Suhail Shaheen: The issue lies within the opposite side: on the one hand, it has not shown flexibility, and on the other, it has not fulfilled its obligations under the Doha Agreement. Inter-Afghan negotiations have started and are underway, but agreements are not being implemented, such as the release of the remaining prisoners of the Islamic Emirate of Afghanistan, the de-listing [of Taliban leaders] from the sanctions lists. The agreement clearly stated that within three months after the start of the Intra-Afghan dialogue all prisoners should be released and their names removed from the lists. For our part, we have implemented everything and remain committed to the agreement.
Sputnik: What is your plan for national reconciliation?
Suhail Shaheen: Both sides must agree on an All-Afghan Islamic government and achieve that goal through negotiations. This would be a significant and effective step towards national reconciliation.
Sputnik: The Taliban claim to have waged war against the invaders – the US and NATO forces. Foreign troops will apparently soon leave Afghanistan. With the withdrawal of the last soldier will you stop/suspend the hostilities? Will you declare a ceasefire?

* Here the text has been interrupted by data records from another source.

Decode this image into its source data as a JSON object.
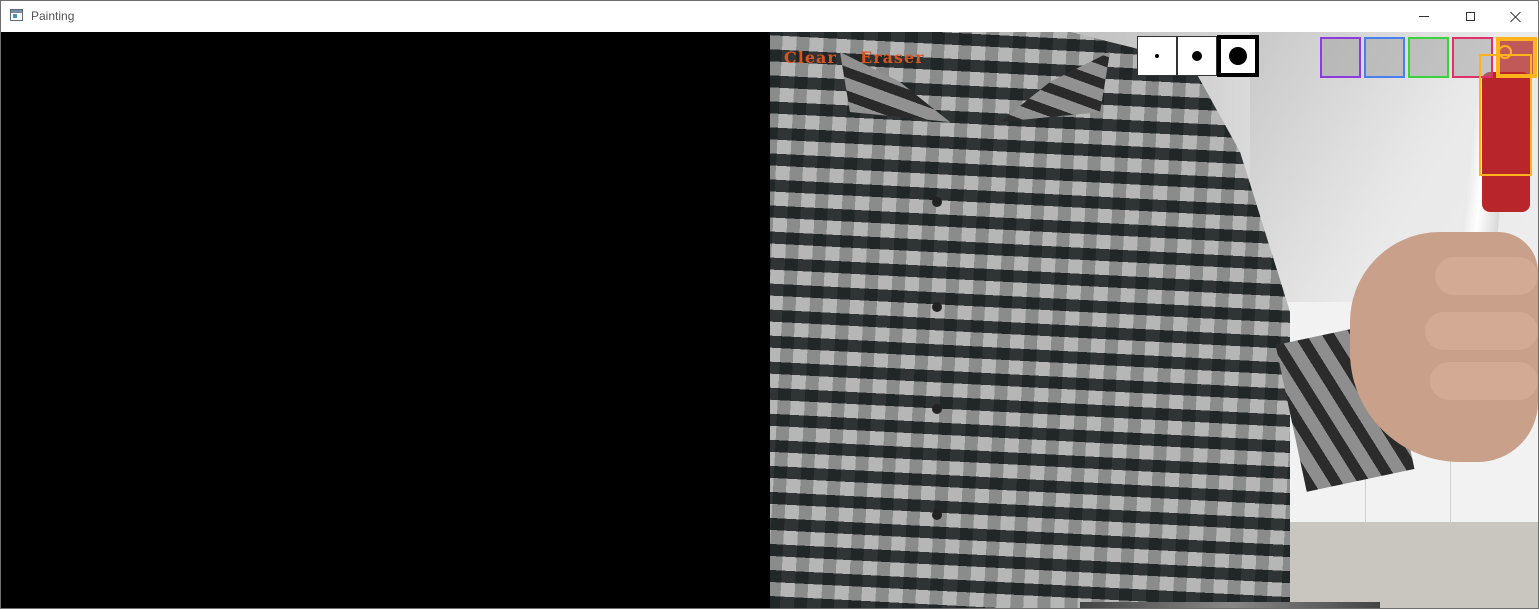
{
  "window": {
    "title": "Painting",
    "icon": "app-window-icon",
    "controls": [
      "minimize-icon",
      "maximize-icon",
      "close-icon"
    ]
  },
  "toolbar": {
    "clear_label": "Clear",
    "eraser_label": "Eraser",
    "text_color": "#d9541e",
    "brush_sizes": [
      "small",
      "medium",
      "large"
    ],
    "selected_brush_size": "large",
    "colors": [
      {
        "name": "purple",
        "hex": "#8c3cdc"
      },
      {
        "name": "blue",
        "hex": "#4a7ff0"
      },
      {
        "name": "green",
        "hex": "#3cd23c"
      },
      {
        "name": "pink",
        "hex": "#e0306a"
      },
      {
        "name": "orange",
        "hex": "#ffb41e"
      }
    ],
    "selected_color": "orange"
  },
  "panes": {
    "left": "drawing canvas",
    "right": "camera feed"
  }
}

Suhail Shaheen: Yes, we did fight the foreign invaders. We sat down at the negotiating table and agreed that in 14 months [by 1 May 2021 – ed. note Sputnik] they would leave Afghanistan. We also agreed that we would not attack them during the withdrawal. As for internal issues, the other side should first sit down [at the negotiating table] and we should come to a political agreement that will bring lasting peace. But they don't want a political [solution], they just want a ceasefire to stay in power. That is not a realistic approach. It will not solve the problem. They must show flexibility. There must be a new All-Afghan Islamic regime coming to power and then we will talk of a ceasefire.
Suhail Shaheen: Once an All-Afghan Islamic government is established, men, women and children will live in a free country, in peace and security. They will be rebuilding and rehabilitating the country. There will be no foreign interference. There will be positive changes in the lives of Afghans with the establishment of an Islamic-inclusive government.
Sputnik: What is the Taliban’s programme to counter drug cultivation and trafficking?
Suhail Shaheen: We are against the cultivation and smuggling of drugs and our goal is to bring that down to zero. But because our people live below the poverty line, we need alternative ways of livelihood. Our goal is to reduce the cultivation and smuggling of drugs to zero.
Sputnik: You said at a press conference that women can get an education from "school to PhD". What about doctoral studies, for example?
Suhail Shaheen: At the conference, we simply gave an example. If we have a centre, an institute, a university in our country with the necessary conditions [for obtaining other scientific degrees], then please, no problem.
Sputnik: How did you organise life for Afghans in the provinces that have been taken over by the Taliban in recent weeks?
Suhail Shaheen: In those districts, which make up a large part of Afghanistan, people live in peace, free to choose their jobs and occupation. There is security in those neighbourhoods, unlike areas under Kabul's control. You can't even compare those areas in terms of security.
Sputnik: How do you plan to fix the country's economy?
Suhail Shaheen: We are going to develop a short- and long-term programme to rebuild Afghanistan and its infrastructure. We will cooperate and engage with regional and global countries. At the outset, we will not be able to rely on our resources. But in the future, we will strive to be self-reliant.
Sputnik: Afghan media reports that restrictions have been imposed in Taliban-occupied areas, for instance, girls are only allowed to go to school until 6th grade. Does the Taliban leadership find this acceptable?
Suhail Shaheen: That is propaganda. We stated our policy at a press conference. That is, women can get primary to higher education. If there are no opportunities in some areas, it is a question of conditions, not our policy.